Real-world data on the newer basal insulin analogues are beginning to emerge from recently completed and soon-to-complete studies, including EU-TREAT (insulin degludec) and DELIVER-2 (Gla-300).31,32 EU-TREAT was a European, retrospective, non-interventional chart review study in patients with Type 2 diabetes mellitus who switched their basal insulin regimen to insulin degludec at least 6 months prior to data collection.31 Analyses of the data revealed that insulin degludec was associated with a significant reduction from baseline in mean HbA1c (0.5%; p<0.001) that was sustained at 12 months (p<0.001).31 Rates of overall hypoglycaemia (0.49; 95% CI: 0.26–0.91), non-severe overall hypoglycaemia (0.51; 95% CI: 0.28–0.92), and non-severe nocturnal hypoglycaemia (0.09; 95% CI: 0.04–0.20) were significantly lower in the 12-month post-switch period versus the pre-switch periods.31 Taken together, these data indicate that switching patients to insulin degludec substantially improves glycaemic control and reduces the risk of hypoglycaemia in patients with Type 2 diabetes mellitus.

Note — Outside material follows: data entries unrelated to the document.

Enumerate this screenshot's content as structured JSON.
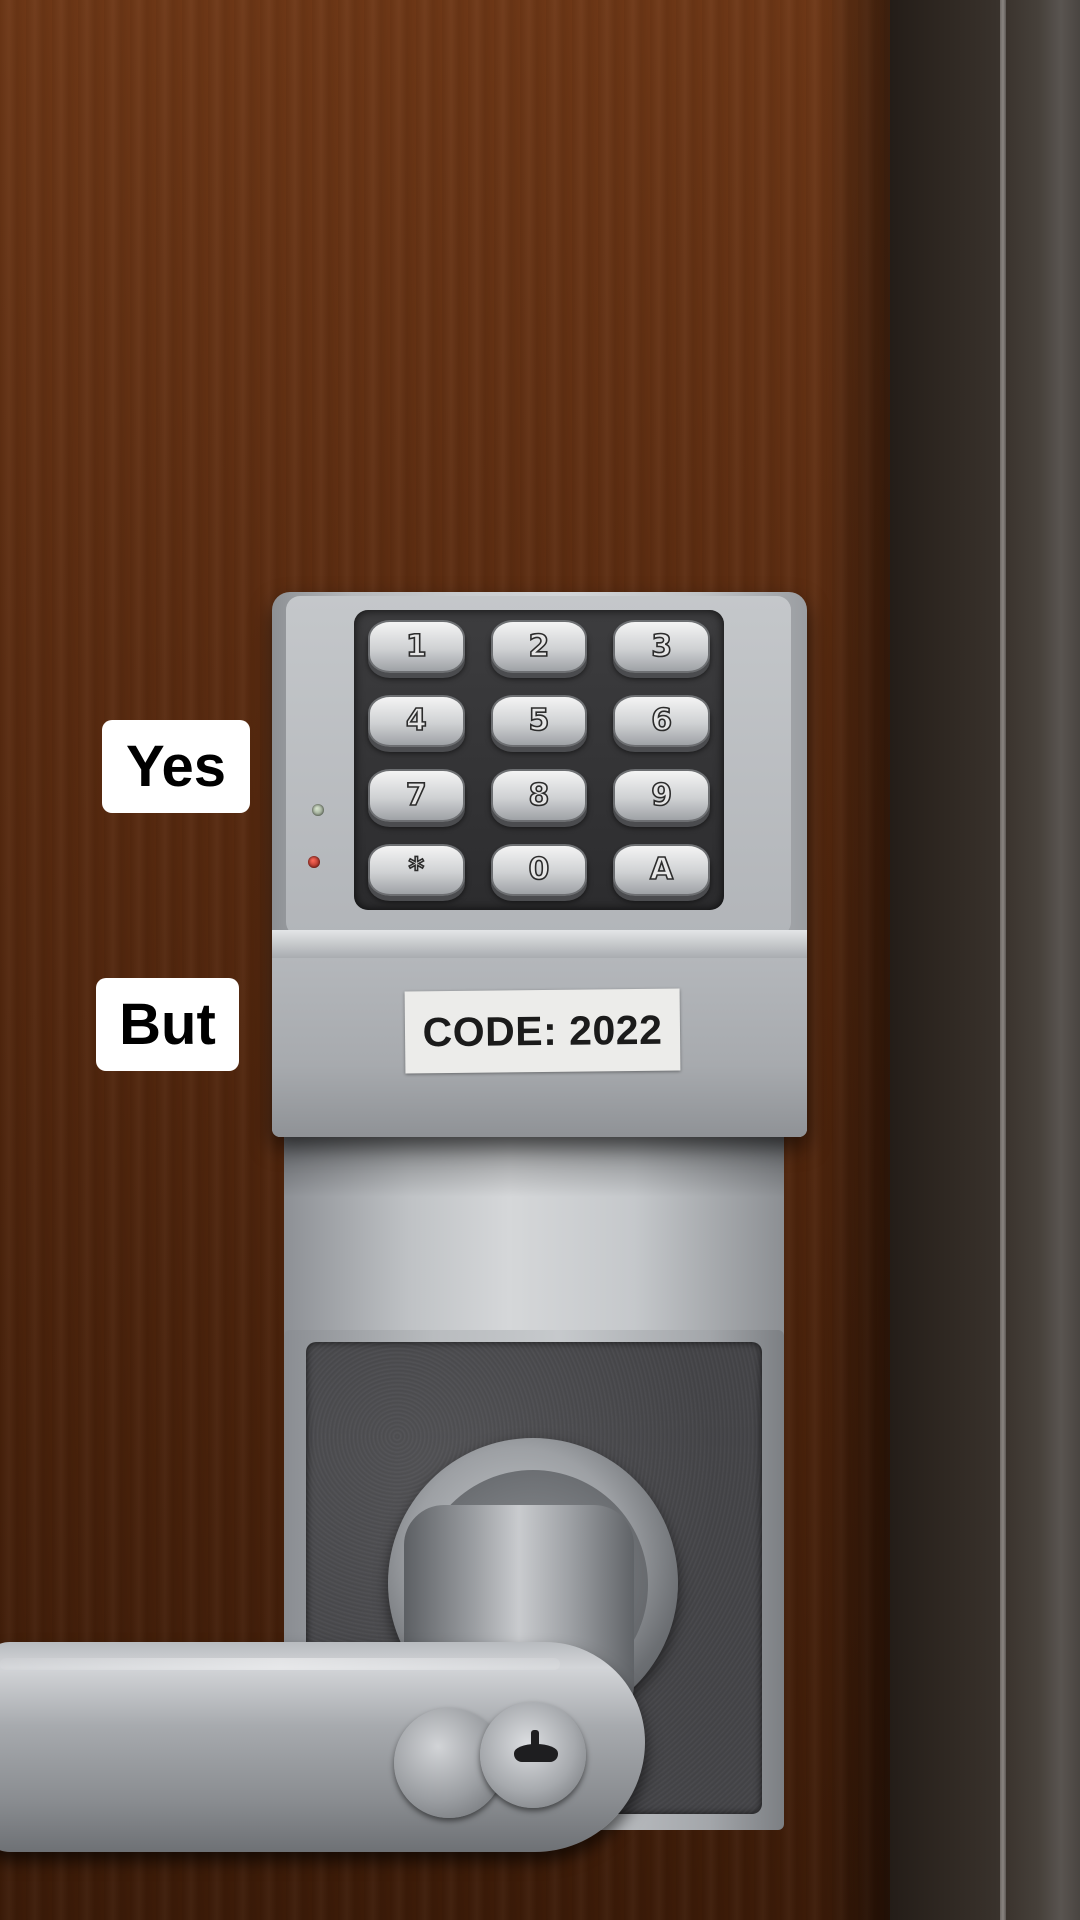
{
  "captions": {
    "first": "Yes",
    "second": "But"
  },
  "lock": {
    "keys": [
      "1",
      "2",
      "3",
      "4",
      "5",
      "6",
      "7",
      "8",
      "9",
      "*",
      "0",
      "A"
    ],
    "label": "CODE: 2022",
    "indicators": [
      "green-led",
      "red-led"
    ]
  },
  "colors": {
    "door": "#5a2b10",
    "frame": "#2f2822",
    "metal": "#c0c3c6",
    "keypad_bezel": "#2c2c2e",
    "caption_bg": "#ffffff",
    "caption_text": "#000000"
  }
}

DELIVER-2, a retrospective, observational study in patients with Type 2 diabetes mellitus, collected data on patients switching to Gla-300 from their pre-existing basal insulin regimen.32 Propensity score matching (1:1 ratio) identified 947 patients who switched to Gla-300 and 947 patients who switched to other basal insulins. At 6 months, Gla-300 was associated with significant reductions from baseline in mean HbA1c (0.6%; p<0.01), that were consistent with reductions observed with other basal insulin regimens (0.5%).32 Of note, baseline adjusted mean hypoglycaemia event rates were 25% lower with Gla-300 versus other basal insulin regimens (0.67 versus 0.90 events per patient-year, respectively; p<0.01).32 Additional analyses of the DELIVER-2 data revealed that the hypoglycaemia event rate associated with hospital inpatient or emergency department visits was 48% lower with Gla-300 versus other basal insulin regimens, a reduction in healthcare resource which could potentially translate to total savings of up to $2,000 per patient per year.32 A series of prospective, randomised real-life studies have been initiated to further examine Gla-300 versus other basal insulin regimens in the real-world setting. The ongoing ACHIEVE, REACH, and REGAIN studies will evaluate HbA1c reduction, hypoglycaemia rates, persistence, patient reported outcomes, and resource utilisation among insulin-naïve patients treated with Gla-300 versus other basal insulins and will provide additional insights into the effectiveness of Gla-300.33-35

In summary, a growing body of real-world evidence is now being generated from numerous sources of data and utilising robust methodologies. These data are providing valuable insights regarding the use of basal insulin in the real world that will ultimately guide clinical practice.

Conclusion

Translating clinical evidence into practice and ensuring it is applicable to the diverse population of patients who are on or initiating insulin therapy remains a challenge in diabetes care. From time-in-range to hypoglycaemia risk, time of basal insulin initiation to treatment adherence, and from prescription to patient education, multiple factors may impact outcomes, patient quality of life, and treatment satisfaction and effectiveness. Innovations in therapeutic basal insulin have been a continuous driver of improving patient care, particularly in recent years. Intrinsic improvements in basal insulin products, as well as new diabetes-related technologies and the availability of robust real-world evidence, are, together, producing an integrated understanding of how the use of basal insulin analogues can be optimised for the benefit of our patients.